3. Discussion and Conclusion
Takeaways
Our analysis shows consistent results between distance and unit price-each kilometer away from the highway corresponds with a decrease in gas prices.
Adding a control variable that attempts to capture competition (number of gas stations within 5 km) does not explain variation in unit prices.
Assumptions and Limitations
Assumptions:
We assume that a gas station will locate along the new highway access road (once it is built) near the highway to attract traffic flow from Highway 101.
We assume that gas stations compete uniformly along prices of their grades of gasoline.
Limitations:
We use distance “as the crow flies” versus travel distance along the road.
We do not account for other confounding factors that could influence gas prices, such as the traffic flow on Highway 101 nearest to the town and distance to the nearest major metropolitan area.
Discussion
The pattern we observe (inverse relationship between distance and price) suggests that stations closer to the highway charge a premium for the convenience of being located near the highway.
For those commuting to work places outside of town, this might mean higher travel expenses.
Annual Economic Impact (on average)
What would the impact of a half-cent per km increase in gas price be on a typical household?

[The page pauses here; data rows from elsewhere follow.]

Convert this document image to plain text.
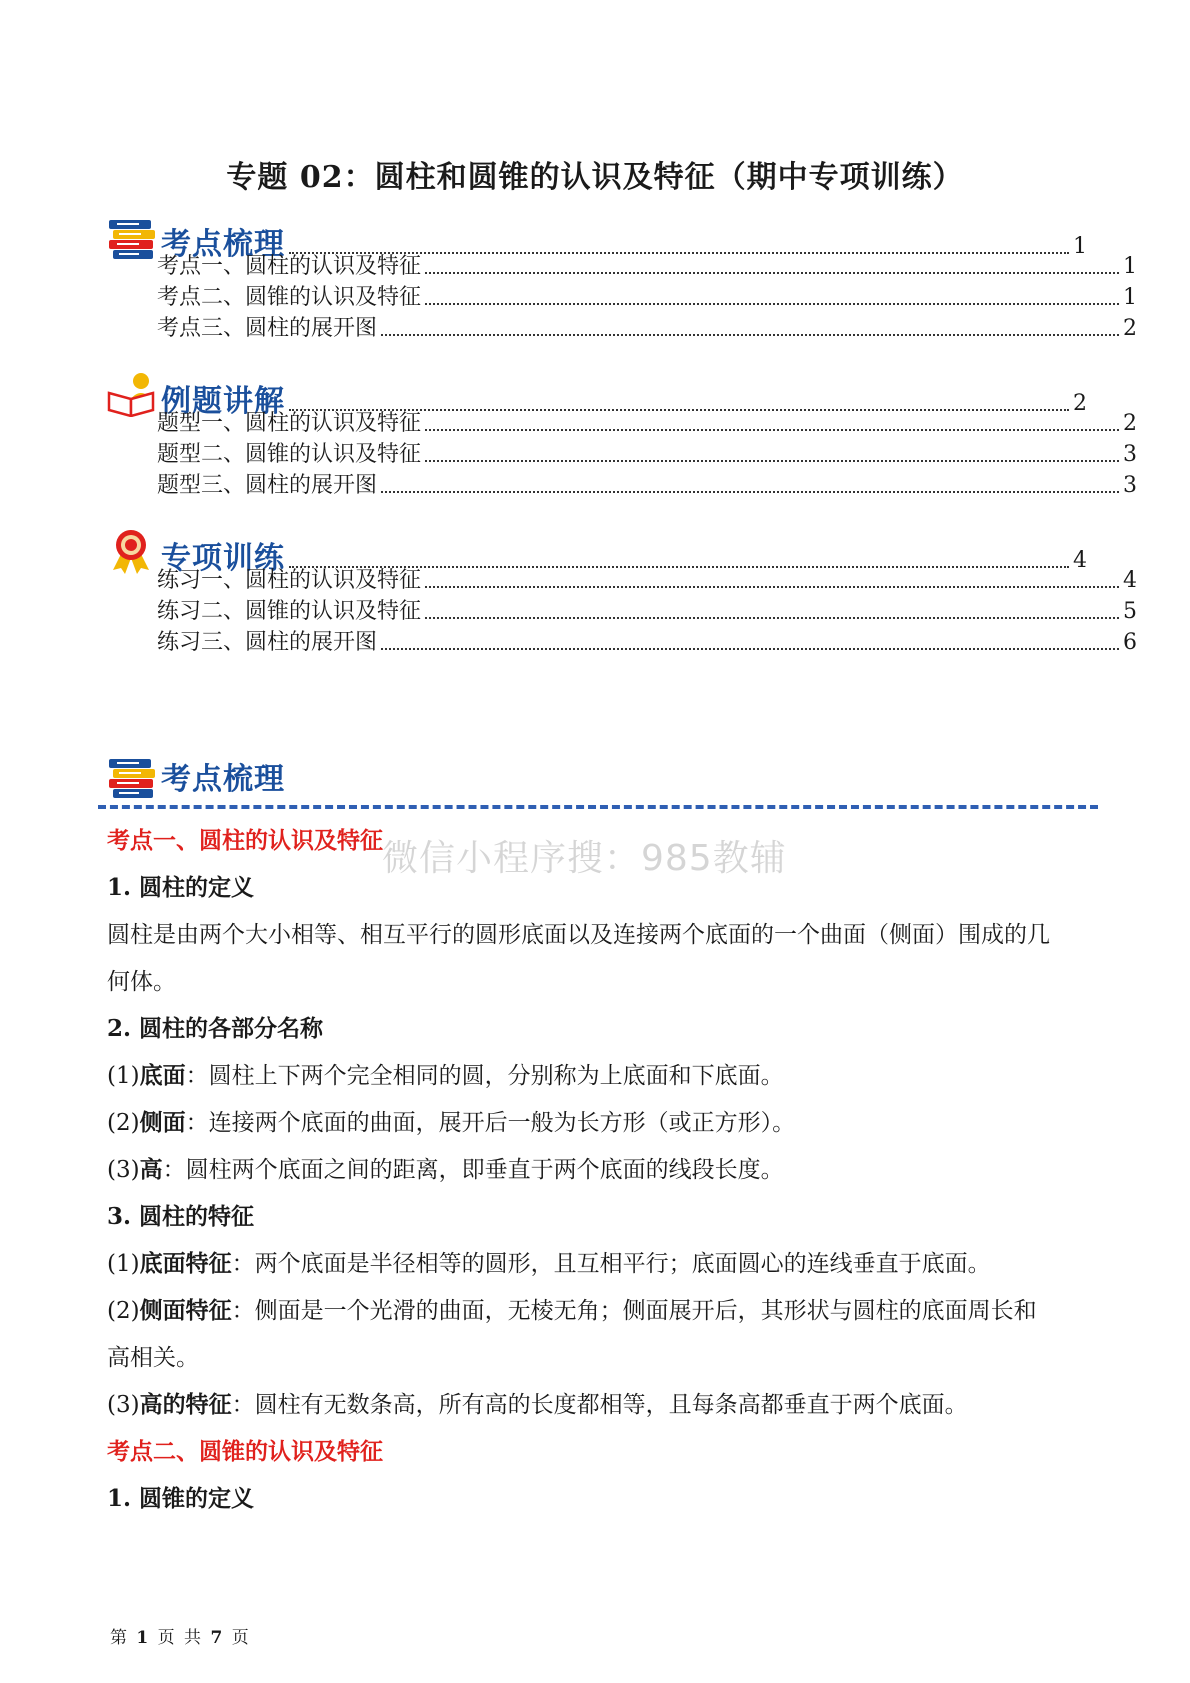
专题 02：圆柱和圆锥的认识及特征（期中专项训练）
考点梳理	1
考点一、圆柱的认识及特征	1
考点二、圆锥的认识及特征	1
考点三、圆柱的展开图	2
例题讲解	2
题型一、圆柱的认识及特征	2
题型二、圆锥的认识及特征	3
题型三、圆柱的展开图	3
专项训练	4
练习一、圆柱的认识及特征	4
练习二、圆锥的认识及特征	5
练习三、圆柱的展开图	6
考点梳理
微信小程序搜：985教辅
考点一、圆柱的认识及特征
1. 圆柱的定义
圆柱是由两个大小相等、相互平行的圆形底面以及连接两个底面的一个曲面（侧面）围成的几
何体。
2. 圆柱的各部分名称
(1)底面：圆柱上下两个完全相同的圆，分别称为上底面和下底面。
(2)侧面：连接两个底面的曲面，展开后一般为长方形（或正方形）。
(3)高：圆柱两个底面之间的距离，即垂直于两个底面的线段长度。
3. 圆柱的特征
(1)底面特征：两个底面是半径相等的圆形，且互相平行；底面圆心的连线垂直于底面。
(2)侧面特征：侧面是一个光滑的曲面，无棱无角；侧面展开后，其形状与圆柱的底面周长和
高相关。
(3)高的特征：圆柱有无数条高，所有高的长度都相等，且每条高都垂直于两个底面。
考点二、圆锥的认识及特征
1. 圆锥的定义
第 1 页 共 7 页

- Coefficient: $0.005 (per 1 KM) = $0.008 (per 1 MI)
- Fuel economy of a standard sedan: 30 miles per gallon
- Annual driving distance: 13,500 miles (US average, per FHWA)
How much more would a household spend on fuel if their nearest gas station is 3 miles closer to the highway?

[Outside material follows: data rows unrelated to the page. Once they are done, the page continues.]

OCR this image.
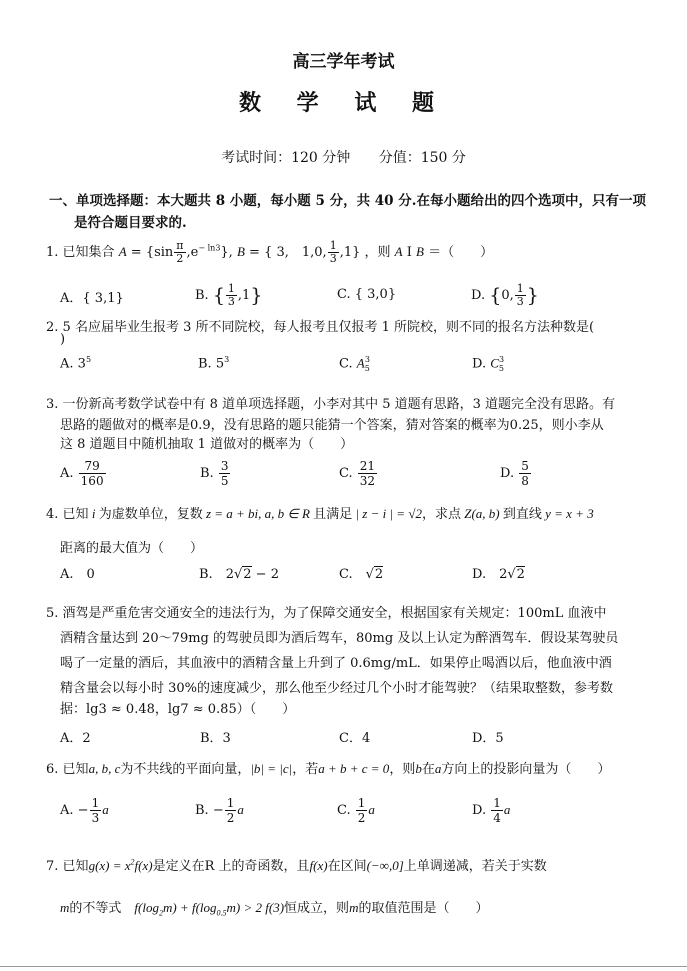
高三学年考试
数 学 试 题
考试时间：120 分钟 分值：150 分
一、单项选择题：本大题共 8 小题，每小题 5 分，共 40 分.在每小题给出的四个选项中，只有一项
是符合题目要求的.
1. 已知集合 $A = \{\sin \frac{\pi}{2} ,e^{- ln3}\}$, B = { 3,　1,0, $\frac{1}{3} ,1$} ，则 A I B ＝（　　）
A．{ 3,1}	B. { $\frac{1}{3} ,1$}	C. { 3,0}	D. {0, $\frac{1}{3}$ }
2. 5 名应届毕业生报考 3 所不同院校，每人报考且仅报考 1 所院校，则不同的报名方法种数是(
)
A. $3^5$	B. $5^3$	C. $A_5^3$	D. $C_5^3$
3. 一份新高考数学试卷中有 8 道单项选择题，小李对其中 5 道题有思路，3 道题完全没有思路。有
思路的题做对的概率是0.9，没有思路的题只能猜一个答案，猜对答案的概率为0.25，则小李从
这 8 道题目中随机抽取 1 道做对的概率为（　　）
A. $\frac{79}{160}$	B. $\frac{3}{5}$	C. $\frac{21}{32}$	D. $\frac{5}{8}$
4. 已知 i 为虚数单位，复数 z = a + bi, a, b ∈ R 且满足 | z − i | = √2，求点 Z(a, b) 到直线 y = x + 3
距离的最大值为（　　）
A.　0	B.　2√2 − 2	C.　√2	D.　2√2
5. 酒驾是严重危害交通安全的违法行为，为了保障交通安全，根据国家有关规定：100mL 血液中
酒精含量达到 20～79mg 的驾驶员即为酒后驾车，80mg 及以上认定为醉酒驾车．假设某驾驶员
喝了一定量的酒后，其血液中的酒精含量上升到了 0.6mg/mL．如果停止喝酒以后，他血液中酒
精含量会以每小时 30%的速度减少，那么他至少经过几个小时才能驾驶？（结果取整数，参考数
据：lg3 ≈ 0.48，lg7 ≈ 0.85）（　　）
A．2	B．3	C．4	D．5
6. 已知a, b, c为不共线的平面向量，|b| = |c|，若a + b + c = 0，则b在a方向上的投影向量为（　　）
A. − $\frac{1}{3}$ a	B. − $\frac{1}{2}$ a	C. $\frac{1}{2}$ a	D. $\frac{1}{4}$ a
7. 已知$g(x) = x^2f(x)$是定义在R 上的奇函数，且f(x)在区间(−∞,0]上单调递减，若关于实数
m的不等式　 $f(\log_2m) + f(\log_{0.5}m) > 2$ f(3)恒成立，则m的取值范围是（　　）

Annual Economic Impact (on average)
- Change in price per gallon
- Assume 3 miles difference in distance to the highway:
- 3 miles \(\times\) $0.008 per mile = $0.024 (2.4 cents)
- Gallons used annually
- 13,500 miles / 30 mpg = 450 gallons/year
- Annual cost impact
- $0.024 \(\times\) 450 gallons = $10.80 per year
Conclusion
Our analysis confirms that distance from the highway is a factor related to gas prices in our community.

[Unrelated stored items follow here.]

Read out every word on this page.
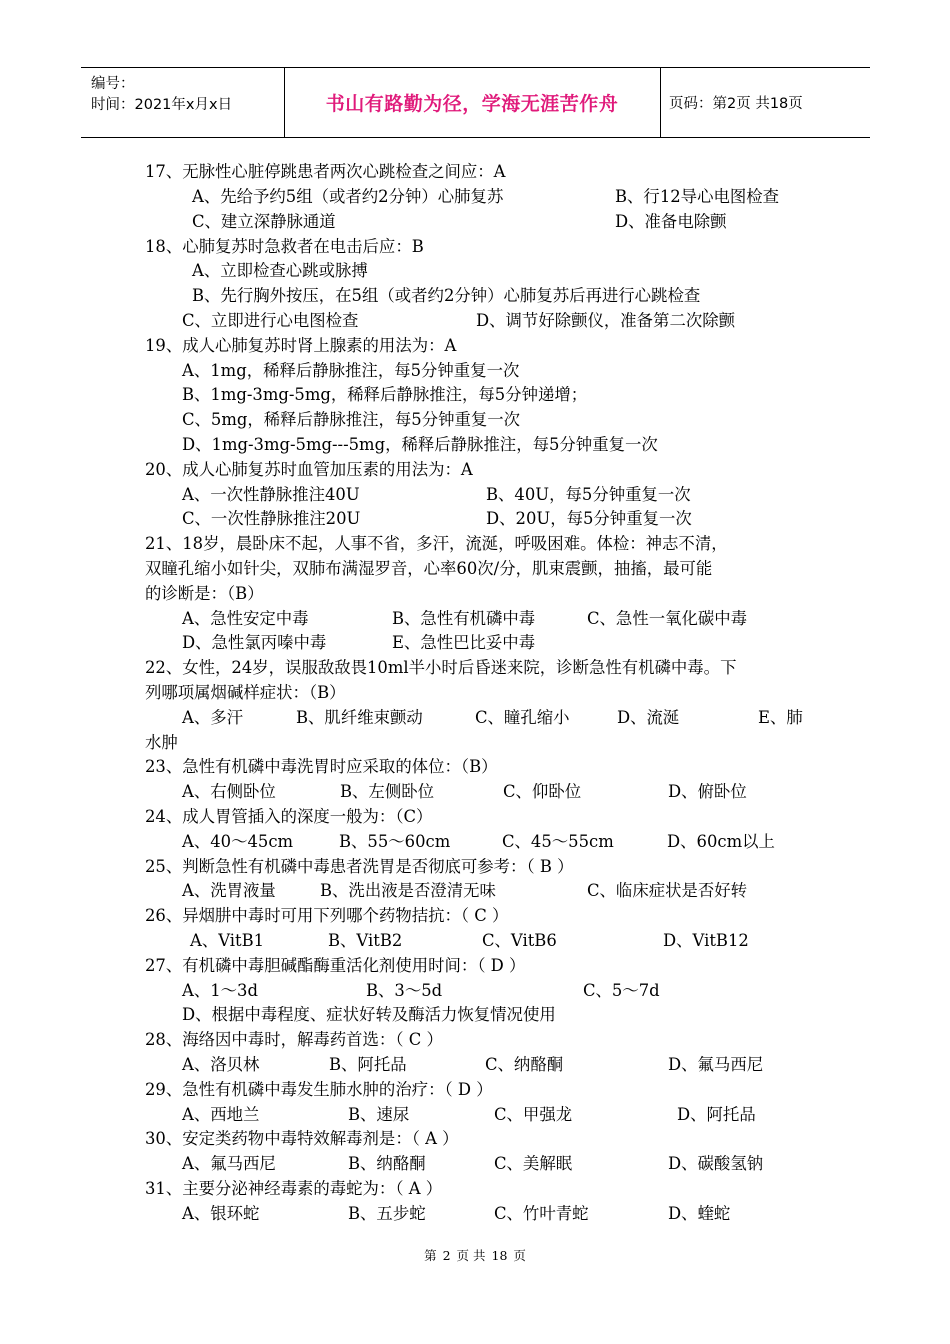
编号：
时间：2021年x月x日	书山有路勤为径，学海无涯苦作舟	页码：第2页 共18页
17、无脉性心脏停跳患者两次心跳检查之间应：A
A、先给予约5组（或者约2分钟）心肺复苏	B、行12导心电图检查
C、建立深静脉通道	D、准备电除颤
18、心肺复苏时急救者在电击后应：B
A、立即检查心跳或脉搏
B、先行胸外按压，在5组（或者约2分钟）心肺复苏后再进行心跳检查
C、立即进行心电图检查	D、调节好除颤仪，准备第二次除颤
19、成人心肺复苏时肾上腺素的用法为：A
A、1mg，稀释后静脉推注，每5分钟重复一次
B、1mg-3mg-5mg，稀释后静脉推注，每5分钟递增；
C、5mg，稀释后静脉推注，每5分钟重复一次
D、1mg-3mg-5mg---5mg，稀释后静脉推注，每5分钟重复一次
20、成人心肺复苏时血管加压素的用法为：A
A、一次性静脉推注40U	B、40U，每5分钟重复一次
C、一次性静脉推注20U	D、20U，每5分钟重复一次
21、18岁，晨卧床不起，人事不省，多汗，流涎，呼吸困难。体检：神志不清，
双瞳孔缩小如针尖，双肺布满湿罗音，心率60次/分，肌束震颤，抽搐，最可能
的诊断是：（B）
A、急性安定中毒	B、急性有机磷中毒	C、急性一氧化碳中毒
D、急性氯丙嗪中毒	E、急性巴比妥中毒
22、女性，24岁，误服敌敌畏10ml半小时后昏迷来院，诊断急性有机磷中毒。下
列哪项属烟碱样症状：（B）
A、多汗	B、肌纤维束颤动	C、瞳孔缩小	D、流涎	E、肺
水肿
23、急性有机磷中毒洗胃时应采取的体位：（B）
A、右侧卧位	B、左侧卧位	C、仰卧位	D、俯卧位
24、成人胃管插入的深度一般为：（C）
A、40～45cm	B、55～60cm	C、45～55cm	D、60cm以上
25、判断急性有机磷中毒患者洗胃是否彻底可参考：（ B ）
A、洗胃液量	B、洗出液是否澄清无味	C、临床症状是否好转
26、异烟肼中毒时可用下列哪个药物拮抗：（ C ）
A、VitB1	B、VitB2	C、VitB6	D、VitB12
27、有机磷中毒胆碱酯酶重活化剂使用时间：（ D ）
A、1～3d	B、3～5d	C、5～7d
D、根据中毒程度、症状好转及酶活力恢复情况使用
28、海络因中毒时，解毒药首选：（ C ）
A、洛贝林	B、阿托品	C、纳酪酮	D、氟马西尼
29、急性有机磷中毒发生肺水肿的治疗：（ D ）
A、西地兰	B、速尿	C、甲强龙	D、阿托品
30、安定类药物中毒特效解毒剂是：（ A ）
A、氟马西尼	B、纳酪酮	C、美解眠	D、碳酸氢钠
31、主要分泌神经毒素的毒蛇为：（ A ）
A、银环蛇	B、五步蛇	C、竹叶青蛇	D、蝰蛇
第 2 页 共 18 页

However, the considering the current travel cost to the highway without the access road, offsets the modest expected increase in gas prices.
As you prepare to vote tonight
Consider that building the access road could offer long-term savings for many households, even if prices near the highway remain slightly elevated.
Possible ways to balance these outcomes:
- Organize carpooling or shuttle programs to reduce fuel usage.
- Encourage local gas stations to adopt loyalty programs or price-matching to stay competitive.
Ultimately, this decision is about access, affordability, and how we support our community’s everyday needs.